3. Dolce & Gabbana e la crisi diplomatica con la Cina
Prima di una sfilata in Cina, D&G lanciò uno spot in cui una modella cinese tentava goffamente di mangiare cibo italiano con le bacchette. Lo spot fu percepito come sessista e offensivo. A peggiorare la situazione, vennero resi pubblici messaggi privati di Stefano Gabbana carichi di insulti verso il popolo cinese. L’evento fu annullato e i prodotti del brand boicottati nel paese.
4. Il compleanno di Fedez al supermercato e lo spreco di cibo
Per il suo ventinovesimo compleanno, Chiara Ferragni organizzò una festa a sorpresa per Fedez in un supermercato Carrefour. L’evento, documentato su Instagram, si trasformò in un epic fail colossale: lanci di ortaggi, gare con i carrelli e spreco di cibo scatenarono l’indignazione del web, danneggiando l’immagine sia della coppia di influencer che della multinazionale.
5. Melegatti e lo scivolone omofobo su Facebook
Nel 2015, Melegatti pubblicò su Facebook una foto con la frase: «Ama il tuo prossimo come te stesso… basta che sia figo e dell’altro sesso». La frase, percepita come omofoba, suscitò l’immediata reazione della comunità online. Nonostante i maldestri tentativi di correggere il tiro, l’azienda si trovò al centro di una tempesta mediatica.
6. Groupalia e il marketing del terremoto
Uno dei peggiori epic fail fu quello di Groupalia. All’indomani del terremoto in Emilia del 2012, l’azienda pubblicò su Twitter un post di pessimo gusto: «Paura del #terremoto? Molliamo tutto e scappiamo a #SantoDomingo». Il tweet divenne virale in poche ore, generando un’ondata di sdegno e costringendo l’azienda a scuse pubbliche.

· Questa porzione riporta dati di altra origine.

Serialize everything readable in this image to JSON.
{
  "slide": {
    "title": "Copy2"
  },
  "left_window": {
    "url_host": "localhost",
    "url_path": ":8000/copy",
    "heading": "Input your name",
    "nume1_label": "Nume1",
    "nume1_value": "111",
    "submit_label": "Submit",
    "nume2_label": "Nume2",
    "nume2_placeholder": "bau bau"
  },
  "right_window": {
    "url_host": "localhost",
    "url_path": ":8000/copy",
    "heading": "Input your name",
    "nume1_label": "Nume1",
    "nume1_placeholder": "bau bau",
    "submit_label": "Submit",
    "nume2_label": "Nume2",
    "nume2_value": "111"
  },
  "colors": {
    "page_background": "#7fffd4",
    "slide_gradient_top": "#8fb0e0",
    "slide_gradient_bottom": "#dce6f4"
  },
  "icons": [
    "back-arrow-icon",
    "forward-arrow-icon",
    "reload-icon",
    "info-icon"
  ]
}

7. Il MIUR e l’epic fail grammaticale alla maturità
Anche le istituzioni possono sbagliare. Nel 2017, il Ministero dell’Istruzione (MIUR), nel pubblicare le tracce dell’esame di maturità, commise un errore clamoroso: sulla piattaforma ufficiale, la parola “tracce” fu scritta nella forma errata “traccie“. Sebbene l’errore sia stato corretto, la gaffe divenne virale, un epic fail particolarmente imbarazzante per l’ente responsabile dell’istruzione nazionale.
Lezioni dagli epic fail: come gestire una crisi di comunicazione
Questi esempi dimostrano come un singolo post possa causare danni enormi alla brand reputation. Come si risponde a un epic fail? La gestione della crisi è fondamentale. Trasparenza, rapidità nel chiedere scusa (quando l’errore è palese) e assunzione di responsabilità sono passi essenziali per arginare i danni. Negare l’evidenza o, peggio, rispondere con arroganza, come dimostrano alcuni di questi casi, non fa che amplificare la portata del fallimento. L’epic fail diventa così una lezione costosa ma preziosa: nel mondo digitale, ogni parola ha un peso e la superficialità non è mai una buona strategia.